Our Vulnerable client team can guide you before you take on the important role of attorney.
The attorney must apply certain standards of care and skills when making decisions on behalf of the donor.
It is therefore important to ensure that the actions of the attorney do not fall outside the scope of the Mental Capacity Act 2005.
- Attorneys under a Lasting Power of Attorney, Enduring Power of Attorney or General Power have a responsible role to act on behalf of the person who appointed you as their attorney (the donor) in their best interests. The attorney has important duties and must comply with the Mental Capacity Act 2005.
- An attorney under a Lasting Power of Attorney cannot act unless the Lasting Power of Attorney has been registered with the Office of the Public Guardian. Once registered the attorney will be able to make decisions on behalf of the donor.
- Provided there are no restrictions in the documents the attorney could sell the donor’s property and purchase another on the donor’s behalf, access the donor’s bank accounts, withdraw funds and reinvest funds and generally deal with the day to day administration of the donor’s finances.
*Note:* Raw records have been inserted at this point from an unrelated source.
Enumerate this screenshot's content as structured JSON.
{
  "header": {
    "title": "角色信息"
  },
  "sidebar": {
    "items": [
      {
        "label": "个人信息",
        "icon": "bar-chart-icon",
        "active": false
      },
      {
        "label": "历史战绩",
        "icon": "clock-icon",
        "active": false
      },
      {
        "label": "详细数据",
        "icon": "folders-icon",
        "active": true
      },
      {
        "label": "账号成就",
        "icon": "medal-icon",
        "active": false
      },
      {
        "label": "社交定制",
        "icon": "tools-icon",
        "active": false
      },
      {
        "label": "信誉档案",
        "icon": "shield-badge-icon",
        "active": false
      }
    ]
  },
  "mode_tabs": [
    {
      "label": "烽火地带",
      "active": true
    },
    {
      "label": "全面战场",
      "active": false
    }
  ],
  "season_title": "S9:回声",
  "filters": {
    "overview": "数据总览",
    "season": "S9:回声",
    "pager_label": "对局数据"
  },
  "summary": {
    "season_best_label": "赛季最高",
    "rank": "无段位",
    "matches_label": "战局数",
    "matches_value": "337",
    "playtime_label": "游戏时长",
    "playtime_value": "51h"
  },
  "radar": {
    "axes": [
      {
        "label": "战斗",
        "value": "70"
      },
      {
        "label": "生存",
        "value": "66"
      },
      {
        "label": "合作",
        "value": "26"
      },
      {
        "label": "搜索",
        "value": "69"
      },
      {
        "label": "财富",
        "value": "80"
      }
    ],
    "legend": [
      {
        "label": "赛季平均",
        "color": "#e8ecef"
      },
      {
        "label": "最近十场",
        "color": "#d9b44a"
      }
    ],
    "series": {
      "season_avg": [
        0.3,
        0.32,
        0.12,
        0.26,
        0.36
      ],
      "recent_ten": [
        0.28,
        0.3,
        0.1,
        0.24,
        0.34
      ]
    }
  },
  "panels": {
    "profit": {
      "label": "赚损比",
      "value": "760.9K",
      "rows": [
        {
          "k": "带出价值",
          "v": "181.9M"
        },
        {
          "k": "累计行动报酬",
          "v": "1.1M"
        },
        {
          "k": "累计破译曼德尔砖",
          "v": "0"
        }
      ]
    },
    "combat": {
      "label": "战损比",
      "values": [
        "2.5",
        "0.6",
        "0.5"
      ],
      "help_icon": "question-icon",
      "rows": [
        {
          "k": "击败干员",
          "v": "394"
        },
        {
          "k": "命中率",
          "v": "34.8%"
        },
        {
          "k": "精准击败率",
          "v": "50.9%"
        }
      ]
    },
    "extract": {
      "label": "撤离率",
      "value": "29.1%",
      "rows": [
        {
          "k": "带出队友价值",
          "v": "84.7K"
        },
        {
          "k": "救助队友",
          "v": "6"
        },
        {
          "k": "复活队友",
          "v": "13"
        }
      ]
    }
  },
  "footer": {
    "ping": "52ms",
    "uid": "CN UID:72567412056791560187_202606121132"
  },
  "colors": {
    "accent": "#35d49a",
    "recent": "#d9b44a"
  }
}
- If the donor lacks capacity then an application to the Court may be required in order to make gifts on behalf of the donor.
- If the donor lacks capacity and changes to the donor’s Will are required then a Statutory Will application can be made to the Court by the attorney.
- The attorney can make decisions as to the future care requirements of the donor and which residential care home or nursing home the donor should move into if applicable.
- The attorney may make health and welfare decisions if appointed under a Lasting Power of Attorney for health and welfare and the donor lacks capacity. This could include life sustaining treatment decisions.
It therefore depends which type of Power of Attorney you are appointed as an attorney, as to what decisions you are able to make on behalf of the donor. Certain decisions will need the Court’s permission.